Tuesday, April 5, 2016

Keitner: Categorizing Acts by State Officials: Attribution and Responsibility in the Law of Foreign Official Immunity

Chimène I. Keitner (Univ. of California - Hastings College of the Law) has posted Categorizing Acts by State Officials: Attribution and Responsibility in the Law of Foreign Official Immunity (Duke Journal of Comparative & International Law, forthcoming). Here's the abstract:
During the late nineteenth and early twentieth centuries, jurists elaborated principles of attribution in the context of the international law of State responsibility. State practice in the late nineteenth and early twentieth centuries was divided on the question of whether to attribute ultra vires acts to the State for the purposes of State responsibility. Faced with these divided views, the International Law Commission (ILC) ultimately chose to adopt a broad attribution rule in order to promote clarity and facilitate recovery. The ILC did not consider the potential implications of attributing an official’s ultra vires act to the State for the doctrine of foreign official immunity. This article explores the genesis of the ILC’s decision to codify a broad attribution rule in the Draft Articles on State Responsibility, and its unintended consequences for the doctrine of foreign official immunity.

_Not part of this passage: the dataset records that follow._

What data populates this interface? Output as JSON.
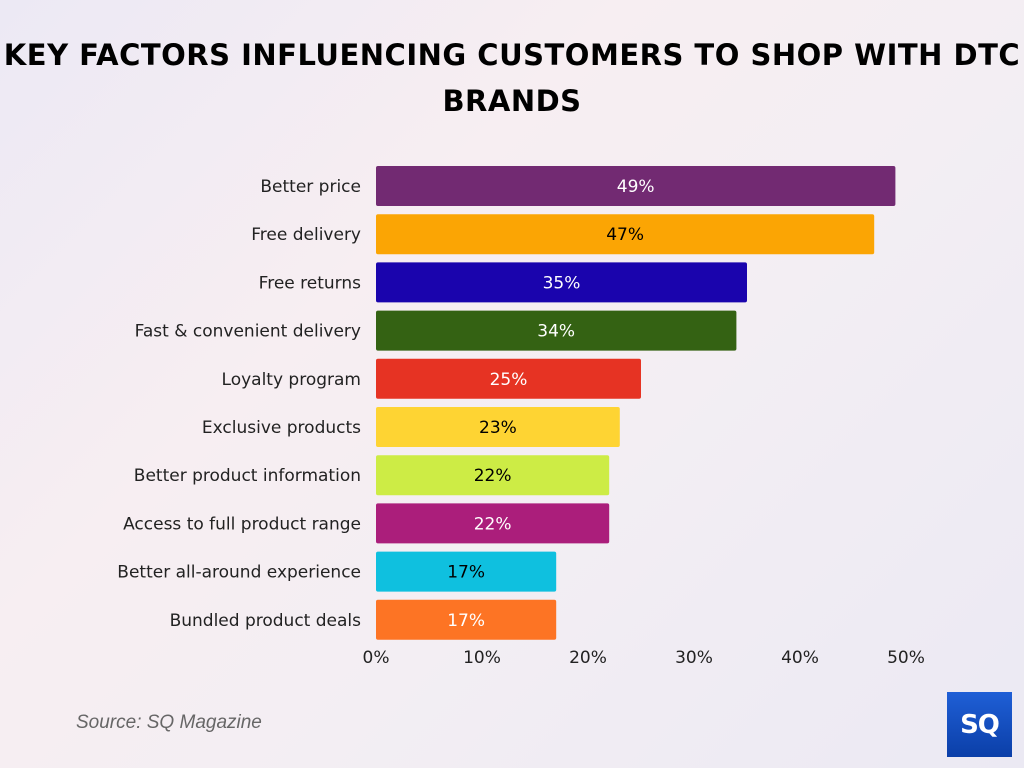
{
  "chart_data": {
    "type": "bar",
    "orientation": "horizontal",
    "title": "KEY FACTORS INFLUENCING CUSTOMERS TO SHOP WITH DTC BRANDS",
    "categories": [
      "Better price",
      "Free delivery",
      "Free returns",
      "Fast & convenient delivery",
      "Loyalty program",
      "Exclusive products",
      "Better product information",
      "Access to full product range",
      "Better all-around experience",
      "Bundled product deals"
    ],
    "values": [
      49,
      47,
      35,
      34,
      25,
      23,
      22,
      22,
      17,
      17
    ],
    "data_labels": [
      "49%",
      "47%",
      "35%",
      "34%",
      "25%",
      "23%",
      "22%",
      "22%",
      "17%",
      "17%"
    ],
    "colors": [
      "#722a72",
      "#fba504",
      "#1a04ad",
      "#346213",
      "#e63323",
      "#fed433",
      "#cdec45",
      "#ab1e7b",
      "#0fc0df",
      "#fd7424"
    ],
    "label_colors": [
      "#ffffff",
      "#000000",
      "#ffffff",
      "#ffffff",
      "#ffffff",
      "#000000",
      "#000000",
      "#ffffff",
      "#000000",
      "#ffffff"
    ],
    "xlim": [
      0,
      50
    ],
    "xticks": [
      "0%",
      "10%",
      "20%",
      "30%",
      "40%",
      "50%"
    ],
    "xtick_values": [
      0,
      10,
      20,
      30,
      40,
      50
    ],
    "grid": false,
    "legend": "none"
  },
  "footer": {
    "source": "Source: SQ Magazine",
    "logo_text": "SQ"
  }
}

Understanding the origins and implications of the ILC’s broad approach to attribution in the law of State responsibility can help us move beyond an overly simplistic reliance on attribution as the sole criterion for delineating the scope of foreign official immunity in two ways: first, by encouraging decision-makers to differentiate explicitly between acts that fall into what I call Category One, in which attribution to the State discharges the individual from personal responsibility, and those that fall into what I call Category Two, in which attribution to the State does not discharge the individual from personal responsibility; and, second, by emphasizing that the trade-offs involved in developing principles of responsibility and immunity for States may overlap with, but are not identical to, the trade-offs involved in developing principles of responsibility and immunity for individuals. Only by unpacking these categories — which are not monolithic — can we move towards a more conceptually and doctrinally coherent account of conduct-based immunity.